Coming to church is about
saying “God, even though I could find many things to do for two hours, I am giving
this time to you as a response of thanksgiving to your saving grace.” And it’s
not that God needs us to come to worship, rather it’s that we need it. As Jesus
says, “Humanity was not made for the Sabbath, but the Sabbath for humanity.” If
we do not set aside time to be thankful and responsive to God’s grace, we will
not be grateful people. There’s a monk, Brother David Steindl-Rast who has done
a lot of research and writing about gratefulness and he says that being
grateful is the key to being happy. And so God has given us liturgy not because
God needs our praise, but because in offering our praise in a spirit of
gratitude, we actually encounter the happiness of abundant life that God
desires for us.
In Christ, God has set us
free and made us to stand upright. No longer do we need to worry about making
ourselves worthy, as God has definitively and unequivocally declared that our
standing before God is upright. Praising God is a further gift that we are
given, it is not a requirement. We are not lab rats in a divine experiment to
see how we will react to grace. It’s not that if you praise God you get to go
to Heaven and if you don’t then you go to Hell. Life is not an exam. Instead,
it is a gift. The love out of which we were created is something that can be
enjoyed here and now. My brothers and sisters, God loves us so much that we
have been given life to know and participate in this love. All the things that
I’ve mentioned in this sermon, things like almsgiving, serving the poor,
reading Scripture, coming to church – these are not things that we have to do.
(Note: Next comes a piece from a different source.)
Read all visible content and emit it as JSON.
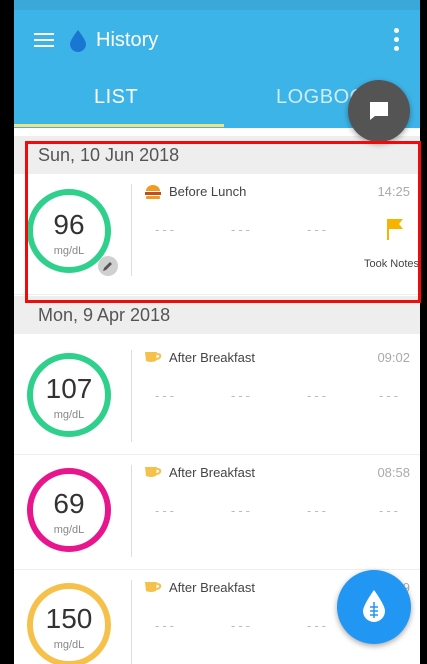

Instead, these are time-tested ways to enter more fully into the Kingdom of
God. These are practices that help us to align the posture of our lives with
the Kingdom of God so that we might experience the abundant life that Jesus
came to give us. That is what worship is about.
There
are many people who chase happiness by pursuing money, power, popularity, and
fame. And if we’re honest, we all have at least a little bit of that in us. But
we know that these things won’t fill us with meaning, purpose, or joy; they
won’t bring us to abundant life. Because the truth of the matter is that we
will all die and that fact looms over our lives like a shadow. The author and
researcher Brené Brown has noted that this current American generation is the
most in-debt, obese, addicted, medicated, depressed, and lonely of all time.
Clearly, all of those things like career, wealth, and prestige aren’t working
for us.
Instead,
God has given us the chance to stand up straight and flourish in joy and love. God
wants us to know just how much we are loved. God wants us to trust that all
shall be well. This isn’t about moralism, about doing the right thing or
earning rewards; it’s about participating in the Kingdom of God; it’s about
encountering abundant life. Worship, or praise, is the means by which we do
this. We begin with recognizing the gift that God has given us. Spend some time
later today and throughout this week thinking about the gift that God has given
you in life. Then give yourself the permission, the time, the space, the money
to respond in gratefulness and praise, not because that is required, but
because it will bring you more fully into the grace of the gift. And in
praising God with our whole lives, we invite others to come and see the glory
of God.
You
are loved, you are enough, you are redeemed. This is what worship in the
Kingdom is about – it is the posture of our lives in response to the standing that
we have been given by God. So stand tall, brothers and sisters, for, by the
love of Christ, we have been set free.